Jake was a soldier.
Jake fought terrorists.
Jake had a moment that changed his life.
Jake delivered fish.
One morning, before surfing, Jake got a call from Stanford saying he had been accepted to their business school.
Jake had an idea.
Jake went to Africa.
Jake was struck by lightning. (That’s a good one.)
Jake grew corn.
Lots of corn.
Jake changed lives.
This is Jake’s story.
But the thing about Jake‘s story – the thing that Jake really doesn’t like about it – is that it gets in the way of the amazing thing that‘s taking place in Kuria, Kenya.
Lucas went from giving his children water that gave them Typhoid, to a man who taught his community about microorganisms in the water that were killing loved ones.
Times Josephat’s and Lucas’s story by 5,000. This is the story of NURU.

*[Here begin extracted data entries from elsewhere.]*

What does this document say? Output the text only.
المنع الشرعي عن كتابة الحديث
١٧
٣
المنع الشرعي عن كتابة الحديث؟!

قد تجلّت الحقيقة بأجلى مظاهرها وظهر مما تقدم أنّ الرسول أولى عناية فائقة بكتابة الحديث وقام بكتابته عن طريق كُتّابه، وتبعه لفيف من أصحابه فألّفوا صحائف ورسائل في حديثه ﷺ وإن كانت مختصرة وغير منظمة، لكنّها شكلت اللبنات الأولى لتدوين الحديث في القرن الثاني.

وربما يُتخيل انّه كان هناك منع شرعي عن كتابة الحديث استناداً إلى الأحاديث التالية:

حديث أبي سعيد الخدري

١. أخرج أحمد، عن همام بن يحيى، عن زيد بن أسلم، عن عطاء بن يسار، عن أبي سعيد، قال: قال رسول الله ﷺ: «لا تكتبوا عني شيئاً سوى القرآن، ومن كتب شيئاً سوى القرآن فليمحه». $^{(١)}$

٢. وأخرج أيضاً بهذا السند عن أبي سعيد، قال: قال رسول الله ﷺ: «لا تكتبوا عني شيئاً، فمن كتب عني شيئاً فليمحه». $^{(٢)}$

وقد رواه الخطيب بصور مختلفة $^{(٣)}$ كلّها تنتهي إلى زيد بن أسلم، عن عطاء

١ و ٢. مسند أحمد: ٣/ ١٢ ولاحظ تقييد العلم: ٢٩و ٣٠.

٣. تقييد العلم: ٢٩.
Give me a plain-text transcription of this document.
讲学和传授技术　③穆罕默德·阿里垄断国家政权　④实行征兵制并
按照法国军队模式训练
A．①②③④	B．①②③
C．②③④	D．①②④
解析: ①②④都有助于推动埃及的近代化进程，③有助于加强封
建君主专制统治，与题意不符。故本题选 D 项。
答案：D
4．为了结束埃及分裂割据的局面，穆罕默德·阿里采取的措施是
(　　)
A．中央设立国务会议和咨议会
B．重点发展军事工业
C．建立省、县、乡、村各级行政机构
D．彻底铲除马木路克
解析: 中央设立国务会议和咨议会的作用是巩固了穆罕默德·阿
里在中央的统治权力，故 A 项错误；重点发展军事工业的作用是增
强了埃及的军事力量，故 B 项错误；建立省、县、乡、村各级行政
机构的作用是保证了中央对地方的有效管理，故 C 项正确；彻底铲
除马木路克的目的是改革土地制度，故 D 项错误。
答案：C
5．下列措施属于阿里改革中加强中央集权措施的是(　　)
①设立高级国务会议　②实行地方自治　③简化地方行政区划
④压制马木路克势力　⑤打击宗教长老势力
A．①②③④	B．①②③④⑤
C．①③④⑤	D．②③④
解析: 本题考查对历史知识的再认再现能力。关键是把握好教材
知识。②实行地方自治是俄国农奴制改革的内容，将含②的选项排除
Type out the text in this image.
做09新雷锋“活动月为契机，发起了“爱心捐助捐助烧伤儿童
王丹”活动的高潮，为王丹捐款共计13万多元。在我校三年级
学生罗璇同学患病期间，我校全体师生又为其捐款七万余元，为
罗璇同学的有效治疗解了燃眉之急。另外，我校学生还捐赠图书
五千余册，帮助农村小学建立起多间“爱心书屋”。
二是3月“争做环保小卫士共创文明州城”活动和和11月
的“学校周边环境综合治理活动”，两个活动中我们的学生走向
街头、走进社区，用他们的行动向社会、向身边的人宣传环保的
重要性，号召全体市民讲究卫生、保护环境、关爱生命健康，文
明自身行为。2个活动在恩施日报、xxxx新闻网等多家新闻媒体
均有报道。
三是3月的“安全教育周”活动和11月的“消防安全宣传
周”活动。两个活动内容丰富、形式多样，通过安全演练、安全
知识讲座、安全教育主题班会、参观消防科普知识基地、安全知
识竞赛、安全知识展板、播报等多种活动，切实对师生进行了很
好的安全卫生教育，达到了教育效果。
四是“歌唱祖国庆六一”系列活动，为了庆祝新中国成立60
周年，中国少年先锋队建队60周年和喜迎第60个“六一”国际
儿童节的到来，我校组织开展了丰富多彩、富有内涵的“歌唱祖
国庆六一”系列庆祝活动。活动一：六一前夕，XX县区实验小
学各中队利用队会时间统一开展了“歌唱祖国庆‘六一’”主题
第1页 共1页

It’s much bigger than one man’s story. It’s about how one man’s story became 5,000 people’s story and about 5,000 people’s story becoming…well, we don’t know that part yet. Nuru has only been on the ground for 1 ½ years. They will be expanding to communities in other needy places soon.
I was honored to visit their program this past week. And it will be even more of an honor to watch their story grow from here.
Thanks to the amazing Nuru team for showing me around.